Was the Education Department Responsible for the Rheenendal Bus Tragedy?
The province’s standing committee on public accounts (Scopa) is expecting a busy 2013 but will be focusing on an important matter carried over from last year, a subject dear to us in Knysna, the Rheenendal bus crash.
First on the agenda for SCOPA is the Western Cape Education Department (WCED) report on pupil transport. The report was presented to Scopa last year on condition that it remained confidential. reporter, Clayton Barnes, reports that:
“Sources say the report shows that the department was negligent because it had not fulfilled the terms of its contract with pupil-transport service providers and had not inspected its vehicles regularly. The negligence included not checking whether the number of seats in a vehicle matched the number of pupils the service provider was contracted to transport.
ANC MPL and Scopa member Max Ozinsky said the department was aware of the report at least five months before the Rheenendal tragedy.
Fourteen pupils and their driver died in Rheenendal when their school bus plunged into a river outside Knysna in 2011.
Last year, WCED head Penny Vinjevold told Scopa that the report could not be made public as it was an internal document.
Ozinsky said the ANC would consider launching a Promotion of Access to Information application to compel the department to make public the report.”
The WCED had a duty of care towards those children who perished in the bus accident and they failed them and if there is a nexis between omissions of the department and the accident they must be liable.
This issue should have been a priority. That it hasn’t been resolved after so long can only mean that they are incompetent enough to warrant firing or they are in fact covering something up.

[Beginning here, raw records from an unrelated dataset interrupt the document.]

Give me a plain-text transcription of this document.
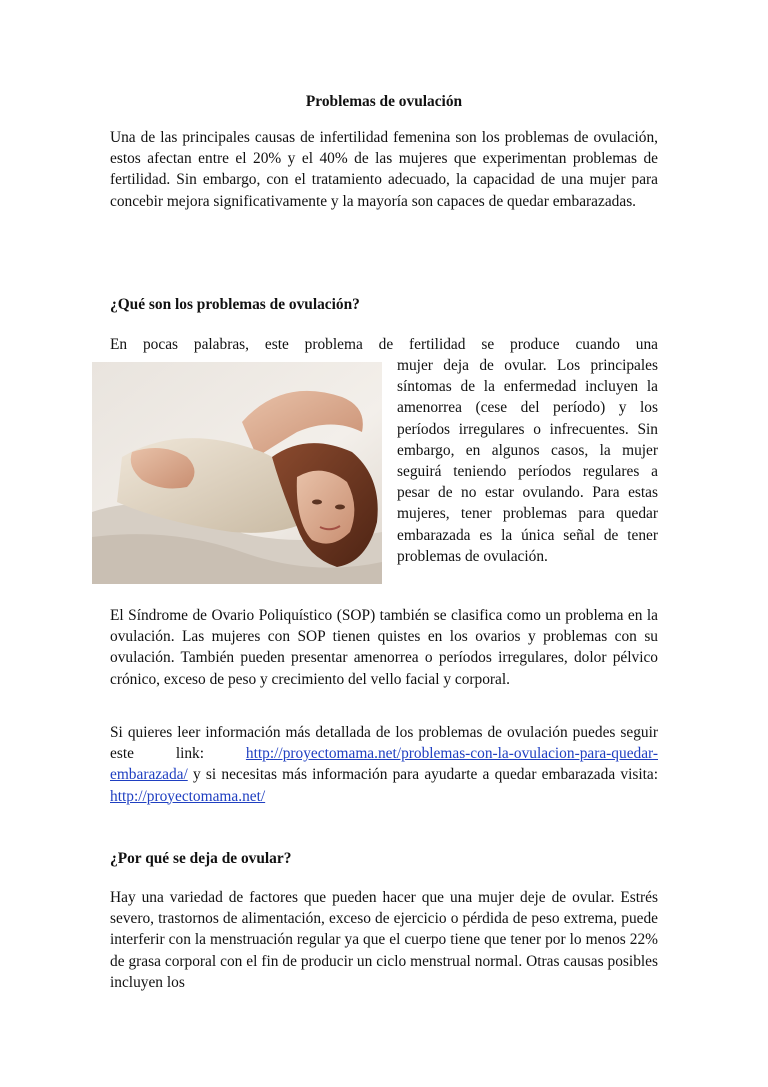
Problemas de ovulación

Una de las principales causas de infertilidad femenina son los problemas de ovulación, estos afectan entre el 20% y el 40% de las mujeres que experimentan problemas de fertilidad. Sin embargo, con el tratamiento adecuado, la capacidad de una mujer para concebir mejora significativamente y la mayoría son capaces de quedar embarazadas.

¿Qué son los problemas de ovulación?

En pocas palabras, este problema de fertilidad se produce cuando una

El Síndrome de Ovario Poliquístico (SOP) también se clasifica como un problema en la ovulación. Las mujeres con SOP tienen quistes en los ovarios y problemas con su ovulación. También pueden presentar amenorrea o períodos irregulares, dolor pélvico crónico, exceso de peso y crecimiento del vello facial y corporal.

Si quieres leer información más detallada de los problemas de ovulación puedes seguir este link: http://proyectomama.net/problemas-con-la-ovulacion-para-quedar-embarazada/ y si necesitas más información para ayudarte a quedar embarazada visita: http://proyectomama.net/

¿Por qué se deja de ovular?

Hay una variedad de factores que pueden hacer que una mujer deje de ovular. Estrés severo, trastornos de alimentación, exceso de ejercicio o pérdida de peso extrema, puede interferir con la menstruación regular ya que el cuerpo tiene que tener por lo menos 22% de grasa corporal con el fin de producir un ciclo menstrual normal. Otras causas posibles incluyen los

mujer deja de ovular. Los principales síntomas de la enfermedad incluyen la amenorrea (cese del período) y los períodos irregulares o infrecuentes. Sin embargo, en algunos casos, la mujer seguirá teniendo períodos regulares a pesar de no estar ovulando. Para estas mujeres, tener problemas para quedar embarazada es la única señal de tener problemas de ovulación.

Now what are they hiding? They the Daceivers are pointing finger at the ANC for not releasing the Nkandla Report but the are for heaven’s sake doing exactly the same! Of course they must in terms of the common law be held liable since they must have foreseen that such a tragedy might occur and should have taken steps to prevent any harm to our children. I take it that the MEC for Transport have legal advisors to point these things out to him. He has failed the children of Rheenedal dismally and should together with the bus operator be held liable for culpable homicide if not murder if you take into account the recent High Court judgment in the matter where the taxi driver negligently caused the death of scholl children in Blackheath Cape Town by driving through a levelcrossing. The law must take its course.